Topeka — Kansas’ public employee pension system investments have taken such a beating in the stock market that the system needs a long-term fix soon, leaders said Friday.
The Kansas Public Employees Retirement System had a record unfunded actuarial liability of $8.3 billion as of Dec. 31, 2008 — the day officials took a snapshot of the system. That represents a $2.7 billion increase from the previous year in the unfunded liability, the difference between the system’s assets and future pension obligations.
Glenn Deck, executive director of KPERS, emphasized that current retirement benefits “are safe,” but that the state needs a long-term strategy to reduce the liability. He said it would not be prudent simply to wait for the market to rebound.
“This is the most important issue facing KPERS,” Deck said during a meeting of the KPERS board of trustees. “The longer we wait to act on this, the more expensive the problem becomes.”
He said KPERS will work with lawmakers, Gov.
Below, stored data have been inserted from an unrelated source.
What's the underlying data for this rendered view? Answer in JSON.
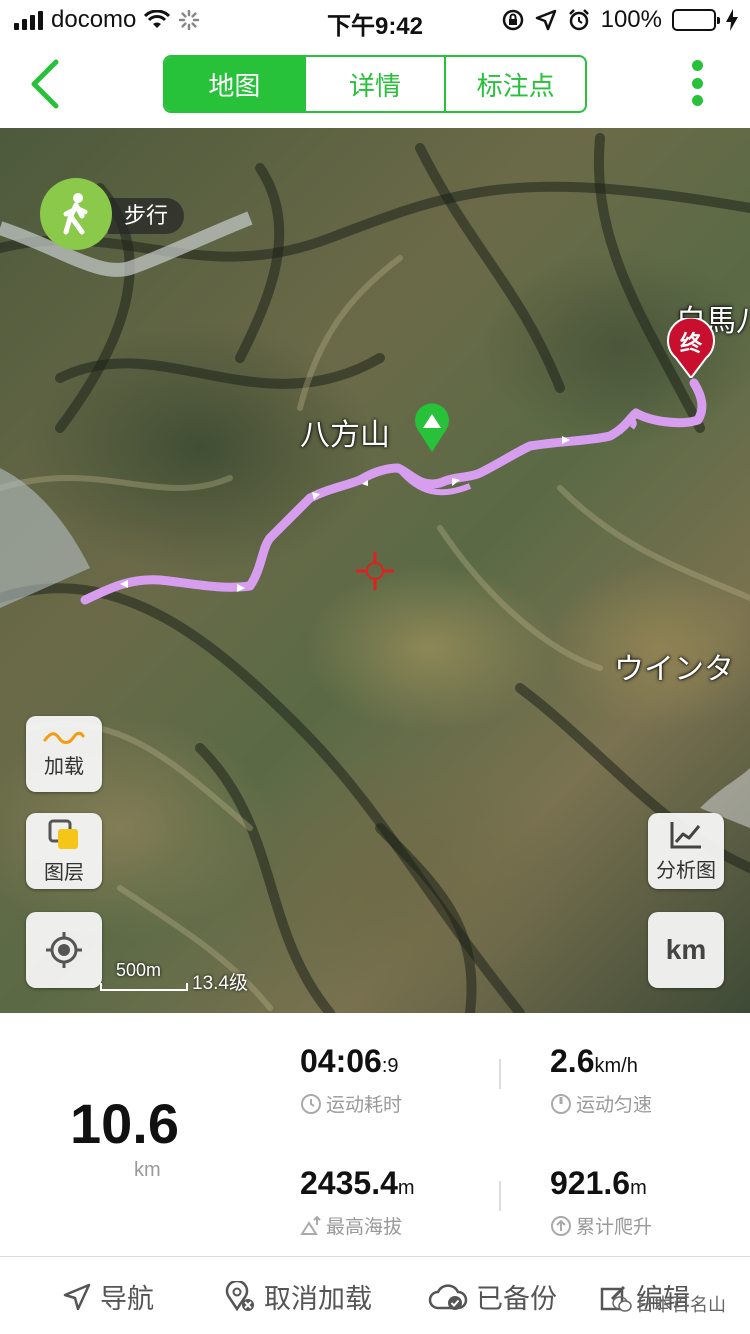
{
  "status_bar": {
    "carrier": "docomo",
    "time": "下午9:42",
    "battery": "100%"
  },
  "nav": {
    "tabs": [
      {
        "label": "地图"
      },
      {
        "label": "详情"
      },
      {
        "label": "标注点"
      }
    ]
  },
  "map": {
    "mode_label": "步行",
    "peak_label": "八方山",
    "place_label_1": "白馬八",
    "place_label_2": "ウインタ",
    "end_marker": "终",
    "load_label": "加载",
    "layer_label": "图层",
    "analysis_label": "分析图",
    "unit_toggle": "km",
    "scale_label": "500m",
    "zoom_label": "13.4级",
    "route_color": "#d79ef0"
  },
  "stats": {
    "distance": "10.6",
    "distance_unit": "km",
    "duration_main": "04:06",
    "duration_sub": ":9",
    "duration_caption": "运动耗时",
    "speed_value": "2.6",
    "speed_unit": "km/h",
    "speed_caption": "运动匀速",
    "altitude_value": "2435.4",
    "altitude_unit": "m",
    "altitude_caption": "最高海拔",
    "climb_value": "921.6",
    "climb_unit": "m",
    "climb_caption": "累计爬升"
  },
  "bottom": {
    "navigate": "导航",
    "cancel_load": "取消加载",
    "backed_up": "已备份",
    "edit": "编辑",
    "watermark": "日本百名山"
  }
}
Mark Parkinson and other interests to develop a plan for the 2010 legislative session, which starts in January.
KPERS provides retirement plans for state and local public employees, including teachers, and has more than 250,000 members.
Doug Wolff, vice chairman of the board of trustees, said the gravity of the issue should help “convince those in the Legislature that something needs to be done.”
KPERS officials said they planned to put a notice on the system’s Web site stating that its stock portfolio was down 19.2 percent in the last fiscal year.
The $8.3 billion unfunded liability is not too far off the system’s $10 billion in assets.
Pat Beckham, a consulting actuary with Milliman Inc., said most public employee pension systems are in similar circumstances. “Everybody is feeling the pain,” she said.